In January 2018, the Centre for Women's Justice crowdfunded on behalf of two women who were raped and sexually assaulted by John Worboys for a judicial review against the Parole Board and the Secretary of State for Justice (SSJ) to challenge the decision to grant Worboys parole. By November 2018, the Parole Board had reversed its decision, and Nick Hardwick, the parole board chair, was forced to resign. The Centre for Women's Justice has gone on to crowdfund multiple cases on CrowdJustice. In June 2019, the Centre for Women's Justice launched two fundraising campaigns to bring two different judicial reviews against the Crown Prosecution Service (CPS). In the first campaign, they are representing the End Violence Against Women Coalition (EVAW) to challenge alleged CPS covert policy changes that are blamed for a collapse in the number of rape cases going to court. In the second, on behalf of Emily Hunt, they challenged how the CPS regards voyeurism in private settings under the Sexual Offences Act 2003.

=== United States ===
The week CrowdJustice launched in the United States, the Legal Aid Justice Center (LAJC) created a campaign on behalf of green card holders Tareq Aqel Mohammed Aziz and Ammar Aqel Mohammed Aziz who were initially trapped at Dulles Airport due to a 2017 executive order. The Aziz brothers were in the air when the executive order went into effect and detained upon arrival. The LAJC filed suit in Virginia, independent from similar cases filed by the ACLU. Over a nine day period, the Aziz brothers were sent back to Ethiopia and then to Djibouti before being allowed to return and enter the United States.

In September 2015, OneVirginia2021 filed a lawsuit asking to have 11 different Virginia House of Delegates and Senate districts be redrawn due to allegations of gerrymandering. In February 2017, the non-profit organization started to crowdfund on CrowdJustice in order to raise $5,000 for the case. Ultimately, they raised $51,423 from 1,068 donors to support their lawsuit. In May 2018, the Supreme Court of Virginia rejected the challenge to the state's 2011 redistricting process and found the districts to be constitutionally valid.

The organization Equally American (formerly We the People Project) brought a lawsuit to challenge the prohibition on residents of U.S. territories voting in federal elections in February 2017. This was the second U.S. case on CrowdJustice.
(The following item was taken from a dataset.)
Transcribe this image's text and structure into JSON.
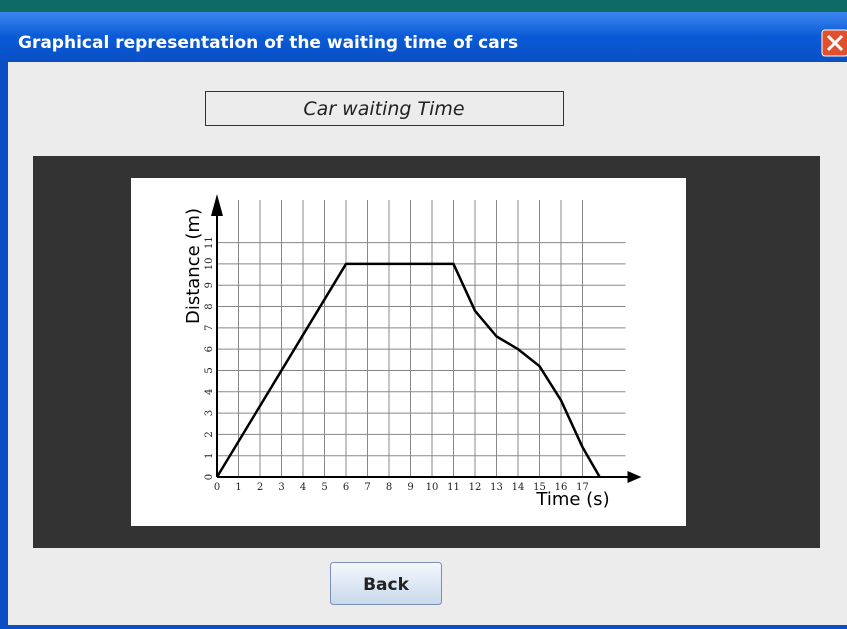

In March 2018, Stormy Daniels and her lawyer, Michael Avenatti, launched a campaign on CrowdJustice to raise funds for her legal case to invalidate a nondisclosure agreement she signed with Michael Cohen in October 2016. The campaign raised $587,415 with 16,862 donors. In November 2018, Avenatti launched a second CrowdJustice campaign to raise additional funds for Daniels. However, Daniels publicly stated that she did not authorize the campaign and CrowdJustice soon pulled it from their website. CrowdJustice also launched an investigation into another campaign (to help families at the Mexican border) created by Avenatti. This campaign was not pulled from their website.